Xenon, one of Earth’s rarest and most mysterious gases, has left scientists puzzled for decades. They’ve long thought that the Earth’s atmosphere should contain more of the noble gas, but new research has shown that it might be here after all—it’s just hiding far away from us.
In an effort to solve what scientists often call “the missing Xe paradox” a team of international researchers examined the theory that xenon is tucked away deep inside our planet’s core. Previous findings have found that just like the other six noble gases—argon, helium, neon, krypton, radon and oganesson—xenon is unreactive, meaning it doesn’t mix well with other compounds or elements. However, under certain circumstances, it may actually react.
“When xenon is squashed by extreme pressures, its chemical properties are altered, allowing it to form compounds with other elements,” Sergey Lobanov, study co-author and researcher at the Institute for Mineral Physics at Stony Brook University, said in a statement.
Lobanov and his colleagues tested their theory by using advanced technology to mimic the condition of Earth’s core. They then successfully attempted to get xenon to react with the metals nickel and iron, both of which are abundant in Earth’s center.

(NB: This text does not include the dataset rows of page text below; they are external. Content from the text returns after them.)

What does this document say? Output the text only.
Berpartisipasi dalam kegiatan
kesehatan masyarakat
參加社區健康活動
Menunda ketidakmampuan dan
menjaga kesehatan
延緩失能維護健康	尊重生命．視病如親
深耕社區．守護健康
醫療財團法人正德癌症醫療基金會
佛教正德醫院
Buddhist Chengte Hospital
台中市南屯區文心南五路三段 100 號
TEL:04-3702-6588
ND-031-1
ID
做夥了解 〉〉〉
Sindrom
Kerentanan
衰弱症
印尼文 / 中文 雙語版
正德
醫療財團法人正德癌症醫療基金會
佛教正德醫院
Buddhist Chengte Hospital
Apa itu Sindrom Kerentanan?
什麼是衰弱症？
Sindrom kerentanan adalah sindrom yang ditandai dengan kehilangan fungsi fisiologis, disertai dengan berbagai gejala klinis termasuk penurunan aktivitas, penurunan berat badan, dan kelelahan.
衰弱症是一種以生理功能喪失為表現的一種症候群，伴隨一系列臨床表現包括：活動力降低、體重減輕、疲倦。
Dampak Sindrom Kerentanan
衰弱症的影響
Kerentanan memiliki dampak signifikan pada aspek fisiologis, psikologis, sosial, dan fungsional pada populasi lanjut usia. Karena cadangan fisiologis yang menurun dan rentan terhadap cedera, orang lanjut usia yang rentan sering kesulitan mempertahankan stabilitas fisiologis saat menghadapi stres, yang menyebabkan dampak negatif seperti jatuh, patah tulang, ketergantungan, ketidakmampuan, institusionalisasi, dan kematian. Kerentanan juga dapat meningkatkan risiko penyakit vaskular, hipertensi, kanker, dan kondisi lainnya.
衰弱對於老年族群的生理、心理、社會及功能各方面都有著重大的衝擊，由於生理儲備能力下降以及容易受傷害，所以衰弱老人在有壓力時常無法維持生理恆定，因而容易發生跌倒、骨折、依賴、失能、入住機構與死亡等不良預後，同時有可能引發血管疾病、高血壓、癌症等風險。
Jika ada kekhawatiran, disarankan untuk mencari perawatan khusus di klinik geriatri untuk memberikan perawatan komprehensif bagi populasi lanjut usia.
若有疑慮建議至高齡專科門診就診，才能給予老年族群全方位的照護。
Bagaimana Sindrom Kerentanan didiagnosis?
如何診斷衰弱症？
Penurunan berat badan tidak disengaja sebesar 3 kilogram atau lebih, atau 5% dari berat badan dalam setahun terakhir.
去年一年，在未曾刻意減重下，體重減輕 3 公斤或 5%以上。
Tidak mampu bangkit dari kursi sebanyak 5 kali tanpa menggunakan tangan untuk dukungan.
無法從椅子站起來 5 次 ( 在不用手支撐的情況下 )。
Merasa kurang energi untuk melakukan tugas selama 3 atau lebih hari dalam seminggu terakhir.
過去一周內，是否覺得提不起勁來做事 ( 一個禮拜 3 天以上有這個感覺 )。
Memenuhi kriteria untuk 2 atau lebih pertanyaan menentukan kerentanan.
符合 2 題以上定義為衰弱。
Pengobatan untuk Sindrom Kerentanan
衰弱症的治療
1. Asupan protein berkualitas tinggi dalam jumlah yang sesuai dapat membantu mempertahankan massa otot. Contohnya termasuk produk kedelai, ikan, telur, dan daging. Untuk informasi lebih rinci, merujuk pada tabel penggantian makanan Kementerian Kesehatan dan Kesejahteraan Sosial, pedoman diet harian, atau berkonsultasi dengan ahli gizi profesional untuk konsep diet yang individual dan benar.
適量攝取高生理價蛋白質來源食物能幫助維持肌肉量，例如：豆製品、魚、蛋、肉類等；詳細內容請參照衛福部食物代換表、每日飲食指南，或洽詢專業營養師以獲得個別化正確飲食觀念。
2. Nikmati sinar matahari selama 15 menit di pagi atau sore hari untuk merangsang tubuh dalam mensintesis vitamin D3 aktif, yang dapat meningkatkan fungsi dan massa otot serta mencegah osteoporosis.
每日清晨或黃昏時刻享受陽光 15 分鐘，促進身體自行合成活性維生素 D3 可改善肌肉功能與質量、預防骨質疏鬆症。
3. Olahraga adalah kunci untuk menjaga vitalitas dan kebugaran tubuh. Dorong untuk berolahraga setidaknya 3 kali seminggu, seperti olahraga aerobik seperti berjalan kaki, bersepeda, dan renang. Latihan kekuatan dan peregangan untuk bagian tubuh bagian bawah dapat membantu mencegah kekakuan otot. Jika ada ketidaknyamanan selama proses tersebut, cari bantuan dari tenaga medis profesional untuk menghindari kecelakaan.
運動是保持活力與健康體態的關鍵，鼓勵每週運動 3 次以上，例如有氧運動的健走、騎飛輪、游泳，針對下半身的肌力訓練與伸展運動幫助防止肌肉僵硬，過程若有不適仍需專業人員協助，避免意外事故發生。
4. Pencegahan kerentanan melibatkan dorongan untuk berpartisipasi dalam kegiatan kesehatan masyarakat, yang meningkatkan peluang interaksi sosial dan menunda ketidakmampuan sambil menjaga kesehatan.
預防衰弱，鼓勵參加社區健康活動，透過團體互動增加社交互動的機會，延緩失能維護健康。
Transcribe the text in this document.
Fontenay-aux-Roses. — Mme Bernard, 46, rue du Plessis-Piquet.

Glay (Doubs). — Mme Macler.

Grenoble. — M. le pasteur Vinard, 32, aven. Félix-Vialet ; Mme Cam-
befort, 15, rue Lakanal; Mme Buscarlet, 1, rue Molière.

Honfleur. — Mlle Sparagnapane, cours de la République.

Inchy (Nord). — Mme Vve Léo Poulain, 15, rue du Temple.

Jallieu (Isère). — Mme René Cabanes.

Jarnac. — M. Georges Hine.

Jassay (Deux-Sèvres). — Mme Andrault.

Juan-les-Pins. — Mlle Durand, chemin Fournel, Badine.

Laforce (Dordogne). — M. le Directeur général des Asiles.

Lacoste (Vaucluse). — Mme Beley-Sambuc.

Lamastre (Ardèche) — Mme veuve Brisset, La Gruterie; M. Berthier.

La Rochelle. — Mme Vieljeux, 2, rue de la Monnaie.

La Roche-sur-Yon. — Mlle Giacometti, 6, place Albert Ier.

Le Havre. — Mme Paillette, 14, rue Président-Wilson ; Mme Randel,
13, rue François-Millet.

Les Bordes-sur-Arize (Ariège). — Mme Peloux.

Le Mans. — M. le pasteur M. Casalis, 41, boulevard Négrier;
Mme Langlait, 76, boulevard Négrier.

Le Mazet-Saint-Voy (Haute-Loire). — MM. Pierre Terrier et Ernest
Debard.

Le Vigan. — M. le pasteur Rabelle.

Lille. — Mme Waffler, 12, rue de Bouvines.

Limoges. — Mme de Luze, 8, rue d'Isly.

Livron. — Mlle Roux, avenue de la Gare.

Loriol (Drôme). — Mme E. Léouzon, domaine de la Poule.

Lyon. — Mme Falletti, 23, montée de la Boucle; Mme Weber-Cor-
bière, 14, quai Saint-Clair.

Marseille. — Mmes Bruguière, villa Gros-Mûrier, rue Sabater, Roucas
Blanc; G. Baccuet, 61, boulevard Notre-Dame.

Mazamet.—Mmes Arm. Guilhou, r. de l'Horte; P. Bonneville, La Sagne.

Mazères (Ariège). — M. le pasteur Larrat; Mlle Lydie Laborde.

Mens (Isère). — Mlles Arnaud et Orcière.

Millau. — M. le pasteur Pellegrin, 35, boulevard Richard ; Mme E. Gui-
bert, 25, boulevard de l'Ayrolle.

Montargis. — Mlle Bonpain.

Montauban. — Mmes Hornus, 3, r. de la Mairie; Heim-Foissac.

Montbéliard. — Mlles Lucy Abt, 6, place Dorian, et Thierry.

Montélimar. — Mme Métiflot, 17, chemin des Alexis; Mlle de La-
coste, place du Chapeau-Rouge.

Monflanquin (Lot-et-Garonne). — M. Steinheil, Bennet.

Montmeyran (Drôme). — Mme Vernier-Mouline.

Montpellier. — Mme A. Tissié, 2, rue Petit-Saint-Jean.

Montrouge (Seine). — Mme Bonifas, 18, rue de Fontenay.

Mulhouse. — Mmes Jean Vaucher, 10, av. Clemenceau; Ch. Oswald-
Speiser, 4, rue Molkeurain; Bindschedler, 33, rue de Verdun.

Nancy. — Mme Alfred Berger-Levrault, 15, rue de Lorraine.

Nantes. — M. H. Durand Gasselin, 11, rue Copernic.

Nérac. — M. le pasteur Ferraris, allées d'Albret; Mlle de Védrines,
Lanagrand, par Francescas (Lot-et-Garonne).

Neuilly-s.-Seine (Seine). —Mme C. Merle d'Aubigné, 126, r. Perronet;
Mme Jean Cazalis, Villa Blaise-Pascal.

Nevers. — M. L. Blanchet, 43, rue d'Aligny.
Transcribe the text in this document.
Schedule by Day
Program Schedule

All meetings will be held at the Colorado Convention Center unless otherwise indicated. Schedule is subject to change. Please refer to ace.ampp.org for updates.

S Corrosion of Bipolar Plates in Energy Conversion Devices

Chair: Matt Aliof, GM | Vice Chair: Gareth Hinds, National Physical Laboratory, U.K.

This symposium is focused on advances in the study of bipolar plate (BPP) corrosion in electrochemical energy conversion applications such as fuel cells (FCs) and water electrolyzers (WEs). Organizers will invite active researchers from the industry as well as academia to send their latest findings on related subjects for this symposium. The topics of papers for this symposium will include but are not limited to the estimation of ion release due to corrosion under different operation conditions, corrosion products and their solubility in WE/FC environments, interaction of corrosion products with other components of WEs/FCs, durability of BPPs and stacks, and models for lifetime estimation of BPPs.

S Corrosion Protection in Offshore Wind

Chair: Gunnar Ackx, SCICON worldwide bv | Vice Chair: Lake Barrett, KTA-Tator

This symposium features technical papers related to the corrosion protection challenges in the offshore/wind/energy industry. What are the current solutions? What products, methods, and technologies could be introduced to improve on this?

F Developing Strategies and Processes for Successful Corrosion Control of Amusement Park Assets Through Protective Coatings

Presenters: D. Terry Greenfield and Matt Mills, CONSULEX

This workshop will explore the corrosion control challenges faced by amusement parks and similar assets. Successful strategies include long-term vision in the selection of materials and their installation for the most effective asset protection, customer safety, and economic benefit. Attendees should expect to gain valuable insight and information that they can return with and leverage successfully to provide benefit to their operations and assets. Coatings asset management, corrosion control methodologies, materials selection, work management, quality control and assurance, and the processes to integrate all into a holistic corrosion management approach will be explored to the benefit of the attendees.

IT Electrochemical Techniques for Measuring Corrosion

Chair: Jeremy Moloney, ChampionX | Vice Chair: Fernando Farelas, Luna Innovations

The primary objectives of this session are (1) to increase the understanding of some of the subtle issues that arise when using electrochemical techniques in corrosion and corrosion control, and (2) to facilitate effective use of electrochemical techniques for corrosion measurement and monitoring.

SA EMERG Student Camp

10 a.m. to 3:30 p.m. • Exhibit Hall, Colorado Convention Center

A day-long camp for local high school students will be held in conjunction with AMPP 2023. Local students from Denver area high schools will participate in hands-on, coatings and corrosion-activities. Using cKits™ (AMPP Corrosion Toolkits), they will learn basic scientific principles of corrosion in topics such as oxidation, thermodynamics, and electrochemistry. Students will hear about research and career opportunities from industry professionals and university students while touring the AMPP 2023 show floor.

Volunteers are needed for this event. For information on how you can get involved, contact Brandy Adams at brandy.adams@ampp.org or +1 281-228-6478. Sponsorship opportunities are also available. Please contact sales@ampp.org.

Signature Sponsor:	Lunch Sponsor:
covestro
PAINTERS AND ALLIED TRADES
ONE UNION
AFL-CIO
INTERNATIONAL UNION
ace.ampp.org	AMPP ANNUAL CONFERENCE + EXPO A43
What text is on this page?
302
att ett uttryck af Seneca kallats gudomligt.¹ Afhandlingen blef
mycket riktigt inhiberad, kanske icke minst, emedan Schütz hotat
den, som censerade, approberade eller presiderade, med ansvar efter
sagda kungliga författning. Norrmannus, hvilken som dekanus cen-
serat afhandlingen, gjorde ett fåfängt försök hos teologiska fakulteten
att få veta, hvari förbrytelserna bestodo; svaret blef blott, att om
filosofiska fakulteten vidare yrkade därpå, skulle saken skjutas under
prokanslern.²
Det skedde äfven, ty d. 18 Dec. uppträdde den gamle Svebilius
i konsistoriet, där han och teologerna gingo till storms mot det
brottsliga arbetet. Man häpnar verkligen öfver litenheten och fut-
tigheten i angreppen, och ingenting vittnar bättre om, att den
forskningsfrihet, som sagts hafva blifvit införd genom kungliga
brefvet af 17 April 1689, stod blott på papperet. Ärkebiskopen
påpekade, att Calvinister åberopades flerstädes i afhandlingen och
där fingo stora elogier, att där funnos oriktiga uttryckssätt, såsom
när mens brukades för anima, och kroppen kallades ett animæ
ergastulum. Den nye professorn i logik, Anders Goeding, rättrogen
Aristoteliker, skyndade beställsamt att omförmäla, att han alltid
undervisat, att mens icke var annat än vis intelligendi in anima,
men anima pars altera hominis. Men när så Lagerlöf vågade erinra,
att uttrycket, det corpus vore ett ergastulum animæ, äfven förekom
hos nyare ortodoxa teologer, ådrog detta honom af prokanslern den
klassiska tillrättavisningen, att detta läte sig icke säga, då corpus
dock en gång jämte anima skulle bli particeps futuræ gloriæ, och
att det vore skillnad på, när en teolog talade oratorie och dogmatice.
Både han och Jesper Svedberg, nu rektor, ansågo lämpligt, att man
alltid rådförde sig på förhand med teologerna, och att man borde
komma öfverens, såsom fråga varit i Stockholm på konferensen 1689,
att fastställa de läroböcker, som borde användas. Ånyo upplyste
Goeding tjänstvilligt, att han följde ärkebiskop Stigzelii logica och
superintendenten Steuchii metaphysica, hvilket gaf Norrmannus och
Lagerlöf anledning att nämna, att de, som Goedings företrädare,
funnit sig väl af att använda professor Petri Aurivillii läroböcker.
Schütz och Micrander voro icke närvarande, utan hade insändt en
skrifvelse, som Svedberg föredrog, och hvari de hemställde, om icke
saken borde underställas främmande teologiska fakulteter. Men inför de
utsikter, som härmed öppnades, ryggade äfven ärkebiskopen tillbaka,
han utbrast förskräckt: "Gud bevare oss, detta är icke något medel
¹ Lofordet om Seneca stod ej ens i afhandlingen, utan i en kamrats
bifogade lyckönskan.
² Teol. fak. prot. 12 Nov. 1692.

Under extremely high temperatures and pressure, the elements reacted, according to the findings published in the journal Physical Review Letters.
“Our study provides the first experimental evidence of previously theorized compounds of iron and xenon existing under the conditions found in the Earth's core,” Alexander Goncharov, study co-author and staff scientist at Carnegie Institution for Science, said in a statement.
However, the same reaction likely wouldn’t have been seen billions of years ago when the Earth was forming, Goncharov explains. Rather, as the planet’s internal pressure and temperature increased over the years, new compounds were able to be made.
There are still many questions to be answered. The team is now investigating whether a two-part formation process played a role in trapping xenon when the Earth first formed and then once conditions were altered, later allowed xenon reactions to occur.
“There are many more systems and paradoxes to resolve,” Elissaios Stavrou, study co-author and Lawrence Livermore National Laboratory physicist, said in a statement. “We look forward to writing new chapters about extreme physicochemical phenomena.”